Working together with civilian and third sector agencies, our aim is to achieve a smooth and seamless transition. Those invalided from service are eligible for the MOD's full resettlement package, including support into work where this is appropriate, and automatic configuration of pension. Where the invaliding disorder is due to service, no fault compensation benefits will be assessed and paid, and for the relevant condition the individual will be eligible for NHS priority treatment with additional benefits such as free prescriptions.

In July 2008 we published the Service Personnel Command Paper, ‘The Nation's Commitment: Cross-Government Support for our Armed Forces, their Families and Veterans’, which outlined the pledges we made to ensure service personnel, their families and veterans are not disadvantaged by the unusual demands of serving in the armed forces and to recognise the sacrifices made by their families and those who have served.

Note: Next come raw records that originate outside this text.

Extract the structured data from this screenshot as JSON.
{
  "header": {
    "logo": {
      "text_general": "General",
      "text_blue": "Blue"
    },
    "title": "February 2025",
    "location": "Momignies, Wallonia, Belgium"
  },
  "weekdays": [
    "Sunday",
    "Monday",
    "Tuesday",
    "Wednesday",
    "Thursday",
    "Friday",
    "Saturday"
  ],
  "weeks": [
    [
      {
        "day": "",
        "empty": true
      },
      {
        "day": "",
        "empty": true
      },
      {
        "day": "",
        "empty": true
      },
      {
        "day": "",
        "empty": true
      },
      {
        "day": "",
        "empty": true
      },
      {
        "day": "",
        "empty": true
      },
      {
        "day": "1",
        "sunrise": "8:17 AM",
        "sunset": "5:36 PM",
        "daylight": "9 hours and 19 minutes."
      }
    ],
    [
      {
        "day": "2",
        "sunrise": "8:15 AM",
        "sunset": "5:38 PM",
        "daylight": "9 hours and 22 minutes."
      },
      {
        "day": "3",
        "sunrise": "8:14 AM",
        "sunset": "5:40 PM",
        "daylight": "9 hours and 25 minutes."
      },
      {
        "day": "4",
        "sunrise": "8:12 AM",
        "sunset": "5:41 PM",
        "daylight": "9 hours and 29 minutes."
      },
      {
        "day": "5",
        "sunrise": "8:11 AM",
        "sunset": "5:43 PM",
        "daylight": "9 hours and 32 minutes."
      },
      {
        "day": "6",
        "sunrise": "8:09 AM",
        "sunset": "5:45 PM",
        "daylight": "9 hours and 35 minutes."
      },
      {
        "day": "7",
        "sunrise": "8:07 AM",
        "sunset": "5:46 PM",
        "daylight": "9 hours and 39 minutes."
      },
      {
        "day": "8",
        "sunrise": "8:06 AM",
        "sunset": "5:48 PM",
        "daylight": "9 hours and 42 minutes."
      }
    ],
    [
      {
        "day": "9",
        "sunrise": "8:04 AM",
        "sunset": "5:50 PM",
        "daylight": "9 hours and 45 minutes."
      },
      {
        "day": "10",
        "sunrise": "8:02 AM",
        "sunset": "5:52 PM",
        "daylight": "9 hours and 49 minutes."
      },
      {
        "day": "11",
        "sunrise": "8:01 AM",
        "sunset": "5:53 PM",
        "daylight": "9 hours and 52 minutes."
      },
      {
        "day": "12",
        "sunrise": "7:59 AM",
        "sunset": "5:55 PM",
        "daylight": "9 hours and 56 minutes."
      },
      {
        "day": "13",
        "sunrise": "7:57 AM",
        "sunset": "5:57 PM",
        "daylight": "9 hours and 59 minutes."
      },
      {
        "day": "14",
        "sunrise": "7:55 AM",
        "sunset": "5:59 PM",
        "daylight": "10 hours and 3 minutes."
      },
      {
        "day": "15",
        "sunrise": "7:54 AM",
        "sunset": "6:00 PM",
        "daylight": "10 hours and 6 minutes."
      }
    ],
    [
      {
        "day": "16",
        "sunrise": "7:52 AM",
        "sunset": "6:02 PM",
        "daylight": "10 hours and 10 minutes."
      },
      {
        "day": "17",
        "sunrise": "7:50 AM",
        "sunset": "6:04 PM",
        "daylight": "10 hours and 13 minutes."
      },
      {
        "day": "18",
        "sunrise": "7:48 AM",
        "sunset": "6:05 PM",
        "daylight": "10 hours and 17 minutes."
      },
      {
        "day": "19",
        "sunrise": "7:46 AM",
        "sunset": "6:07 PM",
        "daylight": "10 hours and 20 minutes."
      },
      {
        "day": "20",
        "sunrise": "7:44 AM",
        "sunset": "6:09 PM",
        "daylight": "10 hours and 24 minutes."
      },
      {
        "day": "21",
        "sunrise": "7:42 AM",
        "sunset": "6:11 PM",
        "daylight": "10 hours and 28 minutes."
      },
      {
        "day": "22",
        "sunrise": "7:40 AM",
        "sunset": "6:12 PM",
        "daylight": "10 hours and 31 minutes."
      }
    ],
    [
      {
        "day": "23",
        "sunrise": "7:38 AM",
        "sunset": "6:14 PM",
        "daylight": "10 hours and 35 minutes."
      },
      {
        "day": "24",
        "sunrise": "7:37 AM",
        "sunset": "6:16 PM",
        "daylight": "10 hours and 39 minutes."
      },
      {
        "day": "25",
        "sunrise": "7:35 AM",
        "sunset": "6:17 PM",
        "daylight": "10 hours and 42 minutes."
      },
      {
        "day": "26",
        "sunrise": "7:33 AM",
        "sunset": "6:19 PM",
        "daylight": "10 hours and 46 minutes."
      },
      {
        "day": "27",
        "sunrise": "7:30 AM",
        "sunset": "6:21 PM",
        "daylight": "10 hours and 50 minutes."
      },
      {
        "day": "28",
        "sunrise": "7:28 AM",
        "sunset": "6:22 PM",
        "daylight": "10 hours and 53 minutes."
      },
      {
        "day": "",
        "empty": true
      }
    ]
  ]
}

As Minister for Veterans, I meet regularly with veterans and ex-service organisations. Topics raised since 2008 have included priority treatment, civilian mental health services, a new study being undertaken into British Nuclear Test Veterans and the issues of cultural understanding that can arise for those who have served when they seek help from civilian health professionals. Officials from the MOD, other Government Departments, the devolved Administrations and the charities continue to work together to address all key concerns, communicating existing entitlements to all those involved, and areas where improvements might be made to arrangements for ensuring a seamless transition back into civilian life.

To ask the Secretary of State for Defence how much his Department allocated to services for members of the armed forces of each (a) sex, (b) regiment, (c) service and (d) age cohort invalided out of service in each year since 2003. (277008)

I refer the hon. Member to the answer given to him by my predecessor the hon. Member for Halton (Derek Twigg) on 10 March 2008, Official Report, column 14W.